Saturday, October 13, 2012
Transforming a Marshall JCM2000 DSL 100 watt head
Just this year Magnetic Components, a/k/a Classic Tone. began offering power transformers for these amps, and I obtained one. Of course, the wiring color codes are different, and you have to make up some of your own connectors because the Classic Tone does not come with spade connectors installed.
The first thing I did was make a map of the old connectors on the Dagnall and where they went to and on what board-main, or power inlet. Then, I took the hookup diagram that Classic Tone provides and started doing the connections. It's simple enough if you can read a schematic. If you get a little confused it's a good idea to draw it out for yourself. It's also a good idea to save some of the wiring you remove, because you're going to have to do a little splicing to wire up the bias circuit with the right size spade connectors. Some of the connectors are a bit smaller than our standard, but you can take your new ones, squeeze them a bit and re-flatten them out, making sure they're a good fit on the lug. You can see what the finished installation looks like in the photos.

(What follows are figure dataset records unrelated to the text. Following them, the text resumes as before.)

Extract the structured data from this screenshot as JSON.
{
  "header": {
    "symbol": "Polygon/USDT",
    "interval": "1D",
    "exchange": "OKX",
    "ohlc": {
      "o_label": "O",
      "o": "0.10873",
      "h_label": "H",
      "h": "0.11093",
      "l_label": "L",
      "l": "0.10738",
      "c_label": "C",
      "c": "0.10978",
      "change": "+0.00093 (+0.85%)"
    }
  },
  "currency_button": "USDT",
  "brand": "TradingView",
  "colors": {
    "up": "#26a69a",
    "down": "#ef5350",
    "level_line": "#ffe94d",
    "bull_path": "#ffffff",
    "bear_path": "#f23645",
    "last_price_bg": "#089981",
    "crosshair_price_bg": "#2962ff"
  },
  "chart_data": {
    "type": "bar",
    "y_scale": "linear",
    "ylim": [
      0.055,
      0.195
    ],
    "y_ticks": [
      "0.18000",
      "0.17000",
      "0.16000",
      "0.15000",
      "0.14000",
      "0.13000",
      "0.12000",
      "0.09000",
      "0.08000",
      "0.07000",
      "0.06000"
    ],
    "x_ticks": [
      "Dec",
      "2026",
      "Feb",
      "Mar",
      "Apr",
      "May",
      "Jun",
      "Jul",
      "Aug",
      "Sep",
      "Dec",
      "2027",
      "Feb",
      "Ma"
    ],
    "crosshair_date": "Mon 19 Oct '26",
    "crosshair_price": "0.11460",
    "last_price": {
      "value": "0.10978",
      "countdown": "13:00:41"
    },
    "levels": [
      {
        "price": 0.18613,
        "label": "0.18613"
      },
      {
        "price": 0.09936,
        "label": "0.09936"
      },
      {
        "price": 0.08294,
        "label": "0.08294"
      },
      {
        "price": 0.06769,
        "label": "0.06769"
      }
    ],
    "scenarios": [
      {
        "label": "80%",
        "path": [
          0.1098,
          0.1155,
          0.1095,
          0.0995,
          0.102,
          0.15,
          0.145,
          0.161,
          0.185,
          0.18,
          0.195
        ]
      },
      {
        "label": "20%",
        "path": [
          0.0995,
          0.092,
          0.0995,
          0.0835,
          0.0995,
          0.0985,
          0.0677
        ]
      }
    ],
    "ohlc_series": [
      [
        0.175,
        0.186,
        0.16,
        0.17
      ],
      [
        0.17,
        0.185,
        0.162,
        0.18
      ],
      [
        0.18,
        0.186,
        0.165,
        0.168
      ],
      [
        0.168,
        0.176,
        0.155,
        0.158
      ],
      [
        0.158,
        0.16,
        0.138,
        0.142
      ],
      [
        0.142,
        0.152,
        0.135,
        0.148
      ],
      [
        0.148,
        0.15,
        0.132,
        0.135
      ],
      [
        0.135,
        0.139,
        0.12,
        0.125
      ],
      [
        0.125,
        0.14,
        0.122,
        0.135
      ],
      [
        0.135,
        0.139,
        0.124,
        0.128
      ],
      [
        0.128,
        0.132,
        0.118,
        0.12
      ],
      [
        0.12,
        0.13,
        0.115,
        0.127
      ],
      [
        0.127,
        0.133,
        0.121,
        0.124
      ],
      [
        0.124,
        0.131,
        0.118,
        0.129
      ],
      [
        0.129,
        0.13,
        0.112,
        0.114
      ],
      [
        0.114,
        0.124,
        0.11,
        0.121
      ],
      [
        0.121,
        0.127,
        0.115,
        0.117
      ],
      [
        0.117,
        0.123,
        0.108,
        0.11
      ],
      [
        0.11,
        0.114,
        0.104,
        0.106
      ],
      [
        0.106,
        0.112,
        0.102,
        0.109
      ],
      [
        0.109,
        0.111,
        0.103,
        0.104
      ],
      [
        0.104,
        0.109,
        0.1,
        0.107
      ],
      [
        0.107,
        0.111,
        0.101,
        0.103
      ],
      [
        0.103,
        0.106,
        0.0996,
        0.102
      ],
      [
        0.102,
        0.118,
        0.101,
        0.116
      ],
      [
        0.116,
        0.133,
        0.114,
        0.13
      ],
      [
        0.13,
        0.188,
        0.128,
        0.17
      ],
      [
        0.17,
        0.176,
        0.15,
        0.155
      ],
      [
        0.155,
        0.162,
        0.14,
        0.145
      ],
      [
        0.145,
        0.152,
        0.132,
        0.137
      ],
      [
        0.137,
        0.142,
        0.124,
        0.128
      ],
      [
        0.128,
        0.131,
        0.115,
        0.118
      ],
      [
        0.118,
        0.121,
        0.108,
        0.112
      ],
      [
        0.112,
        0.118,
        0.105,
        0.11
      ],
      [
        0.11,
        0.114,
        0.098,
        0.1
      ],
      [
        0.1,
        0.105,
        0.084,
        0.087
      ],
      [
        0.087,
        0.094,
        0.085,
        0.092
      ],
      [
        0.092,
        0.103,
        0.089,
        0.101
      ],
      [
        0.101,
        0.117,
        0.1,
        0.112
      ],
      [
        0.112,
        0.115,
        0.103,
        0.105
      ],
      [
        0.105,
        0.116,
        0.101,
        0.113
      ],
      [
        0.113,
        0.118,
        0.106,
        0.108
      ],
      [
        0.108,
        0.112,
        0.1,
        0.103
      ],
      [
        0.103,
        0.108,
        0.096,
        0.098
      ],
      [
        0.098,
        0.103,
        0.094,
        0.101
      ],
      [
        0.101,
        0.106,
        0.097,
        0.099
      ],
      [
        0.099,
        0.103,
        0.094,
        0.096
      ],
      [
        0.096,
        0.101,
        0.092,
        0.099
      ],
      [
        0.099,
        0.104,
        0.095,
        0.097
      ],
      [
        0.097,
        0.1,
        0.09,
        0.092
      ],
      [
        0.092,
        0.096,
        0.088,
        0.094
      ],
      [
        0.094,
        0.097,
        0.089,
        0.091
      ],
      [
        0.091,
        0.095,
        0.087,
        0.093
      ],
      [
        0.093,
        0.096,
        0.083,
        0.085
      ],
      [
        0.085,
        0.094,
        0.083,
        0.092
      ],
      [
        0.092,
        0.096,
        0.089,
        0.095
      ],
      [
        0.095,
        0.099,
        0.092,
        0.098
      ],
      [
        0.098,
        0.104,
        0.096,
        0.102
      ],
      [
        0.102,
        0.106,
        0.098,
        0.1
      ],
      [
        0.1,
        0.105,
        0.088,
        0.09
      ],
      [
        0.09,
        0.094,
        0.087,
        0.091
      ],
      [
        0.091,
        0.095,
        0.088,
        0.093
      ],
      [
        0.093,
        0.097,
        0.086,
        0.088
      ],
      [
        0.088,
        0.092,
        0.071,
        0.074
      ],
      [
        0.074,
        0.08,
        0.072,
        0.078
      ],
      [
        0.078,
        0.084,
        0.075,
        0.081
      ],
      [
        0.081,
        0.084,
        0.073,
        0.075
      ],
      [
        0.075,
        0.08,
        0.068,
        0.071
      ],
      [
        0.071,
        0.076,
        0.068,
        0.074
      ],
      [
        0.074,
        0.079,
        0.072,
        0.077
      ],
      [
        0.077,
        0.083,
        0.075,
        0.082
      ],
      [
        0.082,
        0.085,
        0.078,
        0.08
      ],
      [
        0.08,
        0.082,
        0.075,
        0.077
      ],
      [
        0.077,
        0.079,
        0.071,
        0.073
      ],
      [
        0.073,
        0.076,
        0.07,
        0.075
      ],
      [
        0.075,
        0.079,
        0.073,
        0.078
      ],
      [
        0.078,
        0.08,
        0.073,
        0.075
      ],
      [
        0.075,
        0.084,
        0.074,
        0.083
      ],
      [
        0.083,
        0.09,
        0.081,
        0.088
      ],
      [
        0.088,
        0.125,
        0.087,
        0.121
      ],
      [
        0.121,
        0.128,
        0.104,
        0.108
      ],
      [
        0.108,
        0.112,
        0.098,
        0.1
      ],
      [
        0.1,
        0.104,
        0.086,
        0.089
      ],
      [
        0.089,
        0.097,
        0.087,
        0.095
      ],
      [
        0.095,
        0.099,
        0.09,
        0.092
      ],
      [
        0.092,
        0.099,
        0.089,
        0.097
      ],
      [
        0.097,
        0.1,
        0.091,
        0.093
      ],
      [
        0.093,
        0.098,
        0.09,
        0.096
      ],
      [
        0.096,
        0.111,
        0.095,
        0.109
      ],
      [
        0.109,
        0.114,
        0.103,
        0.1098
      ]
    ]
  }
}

The Classic Tone has more metal in the core, and it's about halfway between the original installation and the Mercury Magnetics Fat Stack.
Next, removing the old power transformer you can mount the new one so that the green and green/yellow leads point toward the filament circuit lugs on the main board. After wiring up the power input per the schematic for 120v (primaries in parallel) you can proceed to wire up the filament circuit and the B+ (ok, ok, high tension) circuit, which runs through the standby switch. At this point I would stop, and power up the amp with no tubes in it. You can then check for 6.3v on the filament circuit-I check the preamp tube sockets with an old RCA cleartop tube. At this point, make a chart and measure your filament, plate (pin 3) and screen (pin 4) voltages and note them. You should see something resembling operating voltages.
Now, you'll have to splice the small plugs onto your bias lugs on the main board. The old ones are white-black-white, and the new ones will be white-blue-white.
Once you've done that you can power up again and measure your bias voltages on pin 5 of the power tubes and you should see something around 45 volts DC-remember, it's rectified.
If this is all good, you're ready to police your wiring job, set up to check bias per the Marshall method using the Molex connector on the back of the tube pan, and adjust as required. It's always a good idea to start out low and slow until everything's had a chance to settle down and you're sure you aren't going to blow any fuses. Then you can adjust up to around 80 mv per side using the pots provided.